Swimming is not only a great sport for strengthening the muscle, it is a great way to unload, rest the joints of the lower extremities and the spine. In the pool, you can do special exercises for the knee joint. For example, walking in water that reaches you to the hip or to the waist (you get extra load due to water resistance). In doing so, try to walk without bending your knees and maximally raising your legs ("goose walk"), which will significantly strengthen the quadriceps muscle of the thigh.

Biking is a very useful sport for osteoarthritis: on the one hand, the muscles of the lower limb become firmer and more elastic, on the other hand, the knee joints do not experience such stress on the foot as in running or fast walking.

An important point is the height of the bicycle seat. It is necessary that when the pedals are rotated, the legs in the knee joints are slightly bent. To determine the required height of the bicycle seat, it must first be lifted so that the leg hangs, not reaching the pedal, then lower it slightly.

If the bicycle has a device for switching the speeds, the optimal driving speed for a patient with osteoarthritis is 80 revolutions per minute. If, after riding a bicycle, there is pain in the joints, then you need to lift the seat a couple of centimeters. To place the feet on the pedals is necessary so that the foot is turned slightly inward. Before riding, you should do warm-up and stretch exercises. It must be remembered that driving at high speed in cold weather is an additional cooling factor, so it's necessary to dress warmer.
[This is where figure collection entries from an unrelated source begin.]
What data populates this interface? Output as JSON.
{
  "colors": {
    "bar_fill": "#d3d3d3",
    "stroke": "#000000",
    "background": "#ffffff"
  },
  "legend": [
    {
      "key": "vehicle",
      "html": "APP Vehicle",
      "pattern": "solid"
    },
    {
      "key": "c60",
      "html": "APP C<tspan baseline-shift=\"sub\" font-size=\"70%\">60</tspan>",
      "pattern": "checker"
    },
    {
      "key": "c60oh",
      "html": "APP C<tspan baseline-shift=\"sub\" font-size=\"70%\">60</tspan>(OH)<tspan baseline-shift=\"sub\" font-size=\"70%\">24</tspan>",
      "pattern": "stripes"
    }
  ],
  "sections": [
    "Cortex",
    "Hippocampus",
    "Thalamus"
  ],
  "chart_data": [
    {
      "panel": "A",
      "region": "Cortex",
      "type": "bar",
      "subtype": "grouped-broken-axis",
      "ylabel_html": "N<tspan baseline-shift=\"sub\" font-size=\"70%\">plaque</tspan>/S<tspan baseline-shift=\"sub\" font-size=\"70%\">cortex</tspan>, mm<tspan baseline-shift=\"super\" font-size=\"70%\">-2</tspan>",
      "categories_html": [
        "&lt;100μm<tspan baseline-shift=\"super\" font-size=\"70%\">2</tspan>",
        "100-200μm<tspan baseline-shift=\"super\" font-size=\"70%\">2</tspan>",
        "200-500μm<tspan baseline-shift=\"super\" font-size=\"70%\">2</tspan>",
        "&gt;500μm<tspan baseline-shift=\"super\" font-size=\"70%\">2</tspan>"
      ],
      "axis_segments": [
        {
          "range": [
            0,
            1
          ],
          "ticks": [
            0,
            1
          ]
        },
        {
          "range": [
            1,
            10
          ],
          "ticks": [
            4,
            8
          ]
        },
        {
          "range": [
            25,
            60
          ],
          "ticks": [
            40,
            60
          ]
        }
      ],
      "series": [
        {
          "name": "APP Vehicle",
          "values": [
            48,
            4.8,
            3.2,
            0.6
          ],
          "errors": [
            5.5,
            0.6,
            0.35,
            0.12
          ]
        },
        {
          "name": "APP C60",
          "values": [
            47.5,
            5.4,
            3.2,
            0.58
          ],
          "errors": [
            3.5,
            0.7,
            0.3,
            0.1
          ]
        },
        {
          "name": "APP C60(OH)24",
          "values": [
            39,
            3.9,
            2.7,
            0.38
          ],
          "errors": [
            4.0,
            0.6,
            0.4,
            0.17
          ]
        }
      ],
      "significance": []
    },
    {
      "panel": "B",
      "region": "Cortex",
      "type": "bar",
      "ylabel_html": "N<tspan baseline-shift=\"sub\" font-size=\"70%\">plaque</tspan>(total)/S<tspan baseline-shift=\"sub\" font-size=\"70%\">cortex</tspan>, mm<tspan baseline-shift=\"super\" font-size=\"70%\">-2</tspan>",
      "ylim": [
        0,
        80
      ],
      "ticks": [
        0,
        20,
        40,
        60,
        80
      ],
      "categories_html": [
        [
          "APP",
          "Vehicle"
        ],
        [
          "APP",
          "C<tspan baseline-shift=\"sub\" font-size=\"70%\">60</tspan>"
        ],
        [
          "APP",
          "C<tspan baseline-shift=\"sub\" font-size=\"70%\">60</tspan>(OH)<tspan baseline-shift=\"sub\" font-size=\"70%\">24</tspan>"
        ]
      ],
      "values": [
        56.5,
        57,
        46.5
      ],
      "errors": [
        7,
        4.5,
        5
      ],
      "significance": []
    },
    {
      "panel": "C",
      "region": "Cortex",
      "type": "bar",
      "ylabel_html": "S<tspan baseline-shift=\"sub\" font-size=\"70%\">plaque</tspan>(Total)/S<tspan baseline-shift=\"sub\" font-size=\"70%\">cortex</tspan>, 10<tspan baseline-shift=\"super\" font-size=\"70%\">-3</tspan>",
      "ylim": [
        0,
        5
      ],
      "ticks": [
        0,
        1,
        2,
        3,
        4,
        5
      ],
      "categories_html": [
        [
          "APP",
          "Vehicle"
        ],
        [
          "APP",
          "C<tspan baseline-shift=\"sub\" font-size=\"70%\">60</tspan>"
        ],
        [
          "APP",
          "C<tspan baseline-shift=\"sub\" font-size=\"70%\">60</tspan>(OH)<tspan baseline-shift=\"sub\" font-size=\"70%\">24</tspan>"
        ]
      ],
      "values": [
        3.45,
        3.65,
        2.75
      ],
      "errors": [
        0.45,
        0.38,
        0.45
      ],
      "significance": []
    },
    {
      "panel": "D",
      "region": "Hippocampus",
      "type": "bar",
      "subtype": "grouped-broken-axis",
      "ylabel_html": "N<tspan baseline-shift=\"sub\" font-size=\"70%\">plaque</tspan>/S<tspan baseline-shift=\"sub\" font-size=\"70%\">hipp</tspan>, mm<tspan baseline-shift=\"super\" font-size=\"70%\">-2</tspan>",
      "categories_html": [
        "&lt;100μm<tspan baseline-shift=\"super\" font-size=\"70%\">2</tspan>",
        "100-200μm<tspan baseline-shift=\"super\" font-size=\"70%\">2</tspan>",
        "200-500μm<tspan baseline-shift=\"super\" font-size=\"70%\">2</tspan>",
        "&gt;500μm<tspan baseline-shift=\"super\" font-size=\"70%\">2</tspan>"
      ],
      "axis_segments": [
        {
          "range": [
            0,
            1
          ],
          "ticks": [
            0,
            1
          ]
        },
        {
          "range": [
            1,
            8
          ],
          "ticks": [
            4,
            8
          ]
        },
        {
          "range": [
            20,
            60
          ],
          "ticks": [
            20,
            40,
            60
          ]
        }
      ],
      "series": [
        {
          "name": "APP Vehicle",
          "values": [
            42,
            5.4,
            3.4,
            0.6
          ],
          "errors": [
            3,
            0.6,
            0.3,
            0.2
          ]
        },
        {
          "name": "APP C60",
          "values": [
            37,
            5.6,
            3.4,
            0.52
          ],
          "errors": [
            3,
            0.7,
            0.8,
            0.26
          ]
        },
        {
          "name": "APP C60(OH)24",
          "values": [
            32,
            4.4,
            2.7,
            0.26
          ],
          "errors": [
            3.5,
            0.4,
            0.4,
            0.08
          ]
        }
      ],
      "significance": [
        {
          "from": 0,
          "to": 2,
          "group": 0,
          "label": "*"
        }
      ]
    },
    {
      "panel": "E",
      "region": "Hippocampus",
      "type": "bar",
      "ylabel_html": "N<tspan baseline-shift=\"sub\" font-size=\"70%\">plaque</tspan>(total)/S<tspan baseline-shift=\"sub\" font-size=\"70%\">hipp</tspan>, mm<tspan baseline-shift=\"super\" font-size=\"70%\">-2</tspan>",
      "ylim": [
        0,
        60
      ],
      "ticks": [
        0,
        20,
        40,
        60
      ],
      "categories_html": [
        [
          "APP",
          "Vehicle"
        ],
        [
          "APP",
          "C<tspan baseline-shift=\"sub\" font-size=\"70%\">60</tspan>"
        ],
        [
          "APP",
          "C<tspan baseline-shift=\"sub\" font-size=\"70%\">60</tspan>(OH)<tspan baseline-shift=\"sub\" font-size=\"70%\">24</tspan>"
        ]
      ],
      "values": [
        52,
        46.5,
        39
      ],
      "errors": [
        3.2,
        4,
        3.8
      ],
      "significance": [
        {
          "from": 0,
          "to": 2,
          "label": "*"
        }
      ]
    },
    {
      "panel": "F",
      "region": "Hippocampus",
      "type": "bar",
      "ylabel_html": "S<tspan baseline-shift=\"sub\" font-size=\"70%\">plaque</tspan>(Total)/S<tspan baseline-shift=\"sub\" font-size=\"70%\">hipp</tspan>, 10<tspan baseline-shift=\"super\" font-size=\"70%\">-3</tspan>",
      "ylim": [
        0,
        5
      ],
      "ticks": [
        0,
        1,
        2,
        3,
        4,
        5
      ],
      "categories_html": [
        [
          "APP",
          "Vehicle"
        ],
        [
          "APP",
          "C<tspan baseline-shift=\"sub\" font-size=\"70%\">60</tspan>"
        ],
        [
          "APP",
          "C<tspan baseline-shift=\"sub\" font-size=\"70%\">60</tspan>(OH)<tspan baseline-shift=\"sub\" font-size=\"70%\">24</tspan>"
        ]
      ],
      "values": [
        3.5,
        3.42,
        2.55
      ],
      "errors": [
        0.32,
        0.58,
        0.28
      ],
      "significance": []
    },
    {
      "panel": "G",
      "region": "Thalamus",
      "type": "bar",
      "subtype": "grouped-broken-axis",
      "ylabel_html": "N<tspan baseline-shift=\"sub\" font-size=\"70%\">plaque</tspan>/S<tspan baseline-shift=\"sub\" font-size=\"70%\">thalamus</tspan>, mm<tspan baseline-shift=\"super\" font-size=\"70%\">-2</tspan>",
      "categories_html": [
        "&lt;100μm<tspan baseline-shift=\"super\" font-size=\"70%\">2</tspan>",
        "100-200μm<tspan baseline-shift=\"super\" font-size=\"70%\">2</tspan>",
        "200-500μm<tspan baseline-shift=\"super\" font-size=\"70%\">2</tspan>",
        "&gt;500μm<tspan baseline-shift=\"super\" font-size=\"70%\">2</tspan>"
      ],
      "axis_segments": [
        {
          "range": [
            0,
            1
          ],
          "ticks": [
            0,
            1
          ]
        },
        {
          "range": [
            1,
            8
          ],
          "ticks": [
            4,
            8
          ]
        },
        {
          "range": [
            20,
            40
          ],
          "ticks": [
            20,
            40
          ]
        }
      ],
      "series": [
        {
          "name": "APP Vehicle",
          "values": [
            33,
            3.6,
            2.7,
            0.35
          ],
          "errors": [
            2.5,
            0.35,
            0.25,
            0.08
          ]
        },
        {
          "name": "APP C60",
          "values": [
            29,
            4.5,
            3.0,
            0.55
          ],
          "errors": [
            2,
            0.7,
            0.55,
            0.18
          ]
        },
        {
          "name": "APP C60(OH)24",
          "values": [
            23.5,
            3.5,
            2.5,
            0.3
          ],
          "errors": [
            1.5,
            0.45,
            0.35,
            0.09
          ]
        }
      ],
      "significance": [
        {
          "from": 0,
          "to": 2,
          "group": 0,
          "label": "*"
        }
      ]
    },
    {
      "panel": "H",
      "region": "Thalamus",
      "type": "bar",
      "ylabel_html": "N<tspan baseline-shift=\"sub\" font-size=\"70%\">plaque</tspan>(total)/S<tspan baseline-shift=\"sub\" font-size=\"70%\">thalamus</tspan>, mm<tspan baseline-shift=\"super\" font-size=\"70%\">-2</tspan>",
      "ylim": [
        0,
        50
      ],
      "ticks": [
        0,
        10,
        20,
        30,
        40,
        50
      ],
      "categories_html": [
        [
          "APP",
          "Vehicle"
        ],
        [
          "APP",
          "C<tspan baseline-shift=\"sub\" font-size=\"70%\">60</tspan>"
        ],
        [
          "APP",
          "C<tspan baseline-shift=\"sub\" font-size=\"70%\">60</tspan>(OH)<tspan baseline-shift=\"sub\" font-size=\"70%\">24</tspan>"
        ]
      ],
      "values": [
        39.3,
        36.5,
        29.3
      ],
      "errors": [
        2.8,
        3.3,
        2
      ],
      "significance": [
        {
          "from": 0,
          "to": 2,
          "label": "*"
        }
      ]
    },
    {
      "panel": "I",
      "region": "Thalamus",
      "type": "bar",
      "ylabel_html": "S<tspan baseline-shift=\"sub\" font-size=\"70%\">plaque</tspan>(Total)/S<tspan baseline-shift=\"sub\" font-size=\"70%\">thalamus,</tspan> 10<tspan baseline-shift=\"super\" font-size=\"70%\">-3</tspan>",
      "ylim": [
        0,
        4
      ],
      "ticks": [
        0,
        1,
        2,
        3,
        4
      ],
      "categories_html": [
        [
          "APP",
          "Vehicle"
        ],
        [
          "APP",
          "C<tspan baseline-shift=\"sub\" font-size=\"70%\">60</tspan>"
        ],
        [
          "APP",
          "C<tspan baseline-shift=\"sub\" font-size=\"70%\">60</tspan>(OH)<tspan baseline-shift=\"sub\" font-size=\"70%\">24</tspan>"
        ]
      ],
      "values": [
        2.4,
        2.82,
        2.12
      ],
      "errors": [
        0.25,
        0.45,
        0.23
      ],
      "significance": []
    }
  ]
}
trusted-source[1], [2], [3], [4]

Some devices for the protection of knee joints

  1. "Warmer for the knee." Knee joints should not be supercooled. To do this, use a heating pad, special knee pads, which can be bought at the pharmacy or made from the oldest warm clothes. 
  2. Elastic stockings, bandage and bandage will help you with instability of the knee joint. However, they are not recommended for use in the development of inflammation in the joint, after surgery and trauma accompanied by swelling of the joint, as this can lead to a deterioration in the supply of tissues with blood.
  3. A walking stick is a simple but very useful device. When choosing a cane, consider the following:
    • Make sure that it is strong enough. If you are a fat person, you need a stronger stick.
    • At the end of the cane should be a tip to prevent it from sliding.
    • The cane should fit you along the length (the elbow should be bent by 10 ° when you lean on the cane). Do not use other people's canes.
    • Make sure that the handle of the cane is comfortable and the cane itself is not heavy for you.
    • When walking, hold the cane in your hand, opposite to your aching leg.
  4. Crutches. Their goal is to reduce the weight load on the joints. Crutches should be comfortable, fit you are authentic, should not slip.
Translation Disclaimer: For the convenience of users of the iLive portal this article has been translated into the current language, but has not yet been verified by a native speaker who has the necessary qualifications for this. In this regard, we warn you that the translation of this article may be incorrect, may contain lexical, syntactic and grammatical errors.